Division of Endocrinology, Stanford University, Stanford, California, United States of America.
PLoS One. 2013 Aug 14;8(8):e72367. doi: 10.1371/journal.pone.0072367. eCollection 2013.
This study aimed to characterize and compare the effects of obesity on gene expression profiles in two distinct adipose depots, epididymal and bone marrow, at two different ages in mice. Alterations in gene expression were analyzed in adipocytes isolated from diet-induced obese (DIO) C57BL/6J male mice at 6 and 14 months of age and from leptin deficient mice (ob/ob) at 6 months of age using microarrays. DIO affected gene expression in both depots at 6 and 14 months, but more genes were altered in epididymal than bone marrow adipocytes at each age and younger mice displayed more changes than older animals. In epididymal adipocytes a total of 2789 (9.6%) genes were differentially expressed at 6-months with DIO, whereas 952 (3.3%) were affected at 14-months. In bone marrow adipocytes, 347 (1.2%) genes were differentially expressed at 6-months with DIO, whereas only 189 (0.66%) were changed at 14-months. 133 genes were altered by DIO in both fat depots at 6-months, and 37 genes at 14-months. Only four genes were altered in both depots at both ages with DIO. Bone marrow adipocytes are less responsive to DIO than epididymal adipocytes and the response of both depots to DIO declines with age. This loss of responsiveness with age is likely due to age-associated changes in expression of genes related to adipogenesis, inflammation and mitochondrial function that are similar to and obscure the changes commonly associated with DIO. Patterns of gene expression were generally similar in epididymal adipocytes from ob/ob and DIO mice; however, several genes were differentially expressed in bone marrow adipocytes from ob/ob and DIO mice, perhaps reflecting the importance of leptin signaling for bone metabolism. In conclusion, obesity affects age-associated alterations in gene expression in both epididymal and bone marrow adipocytes regardless of diet or genetic background.

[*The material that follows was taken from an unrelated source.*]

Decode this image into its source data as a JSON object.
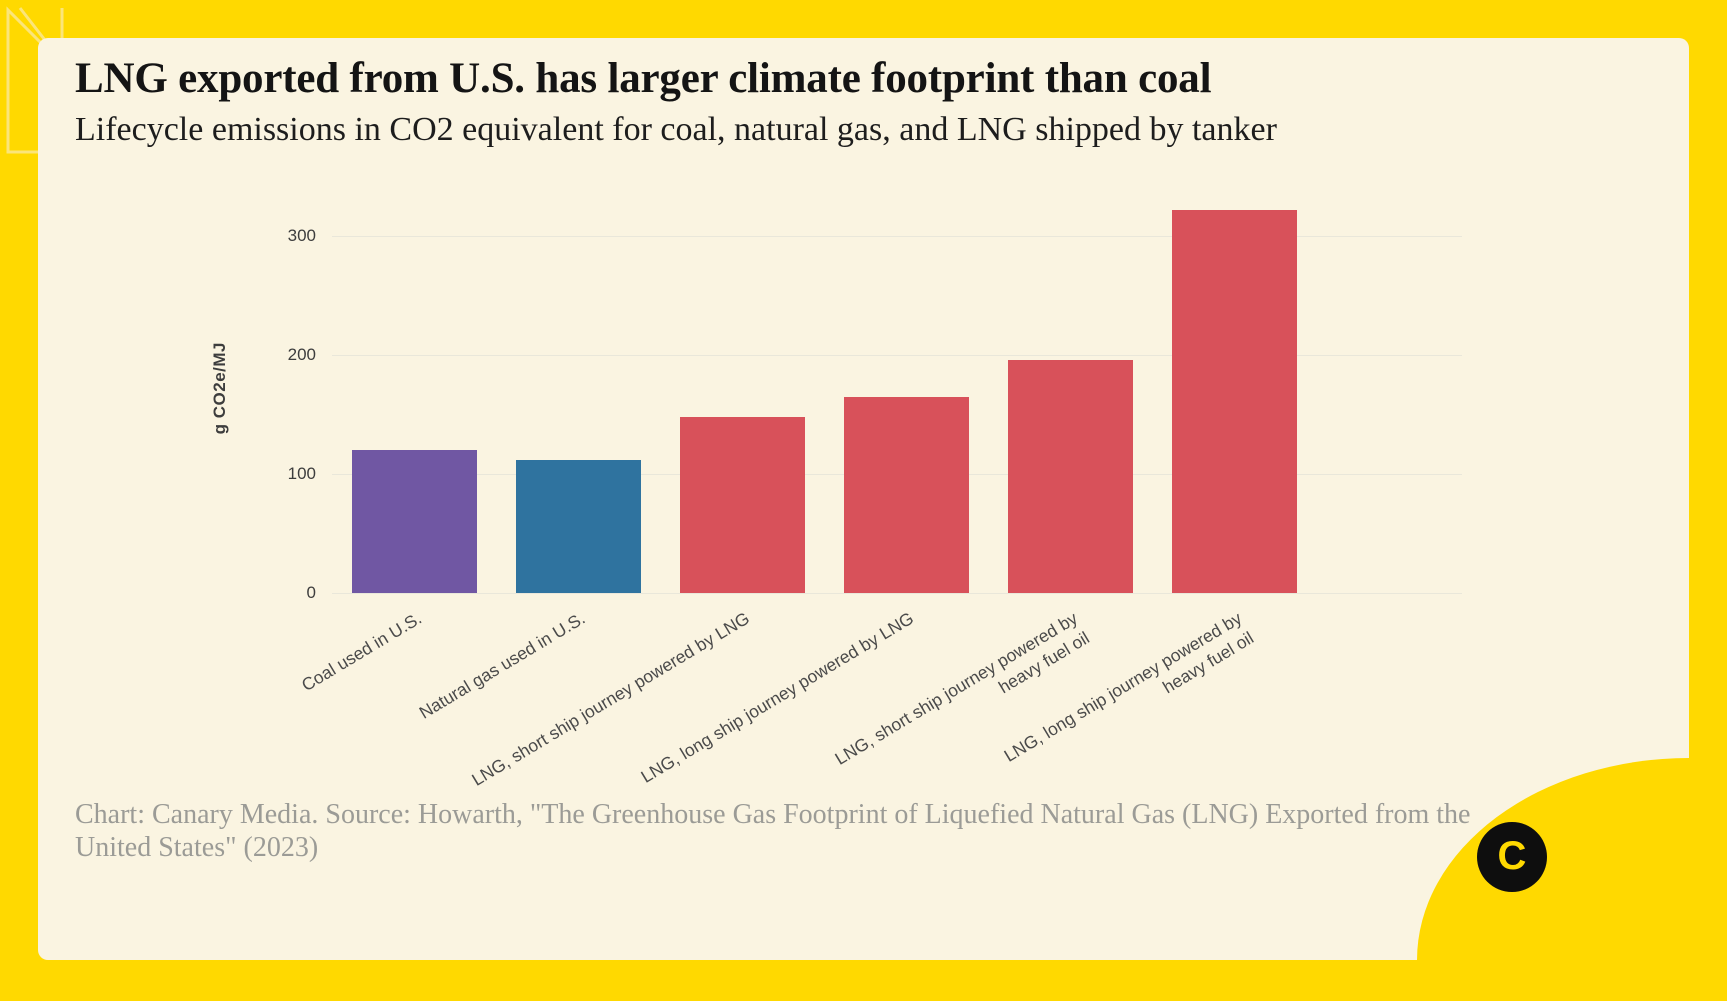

这项研究旨在描述和比较肥胖对两种不同脂肪组织(附睾和骨髓)中基因表达谱的影响,研究对象为在不同年龄的饮食诱导肥胖(DIO)C57BL/6J 雄性小鼠和 6 月龄瘦素缺陷(ob/ob)小鼠。使用微阵列分析从饮食诱导肥胖的 C57BL/6J 雄性小鼠(6 个月和 14 个月大)和瘦素缺陷(ob/ob)小鼠(6 个月大)分离的脂肪细胞中的基因表达变化。DIO 在 6 个月和 14 个月时都影响了两个部位的基因表达,但在每个年龄阶段,附睾脂肪细胞中改变的基因比骨髓脂肪细胞更多,年轻动物的变化比老年动物更多。在附睾脂肪细胞中,共有 2789 个(9.6%)基因在 6 个月时因 DIO 而表达差异,而在 14 个月时则有 952 个(3.3%)基因受影响。在骨髓脂肪细胞中,有 347 个(1.2%)基因在 6 个月时因 DIO 而表达差异,而在 14 个月时则只有 189 个(0.66%)基因受影响。在 6 个月时,133 个基因因 DIO 在两个脂肪组织中均发生改变,而在 14 个月时则有 37 个基因发生改变。只有 4 个基因在两个年龄阶段的两个脂肪组织中因 DIO 而改变。骨髓脂肪细胞对 DIO 的反应性低于附睾脂肪细胞,并且两个脂肪组织对 DIO 的反应随着年龄的增长而下降。这种随着年龄增长而丧失反应性的原因可能是与脂肪生成、炎症和线粒体功能相关的基因的表达随年龄而发生变化,这些变化与通常与 DIO 相关的变化相似且掩盖了这些变化。附睾脂肪细胞中基因表达的模式在 ob/ob 和 DIO 小鼠中通常相似;然而,ob/ob 和 DIO 小鼠的骨髓脂肪细胞中有几个基因表达差异,这可能反映了瘦素信号对骨代谢的重要性。总之,肥胖会影响附睾和骨髓脂肪细胞中与年龄相关的基因表达变化,无论饮食或遗传背景如何。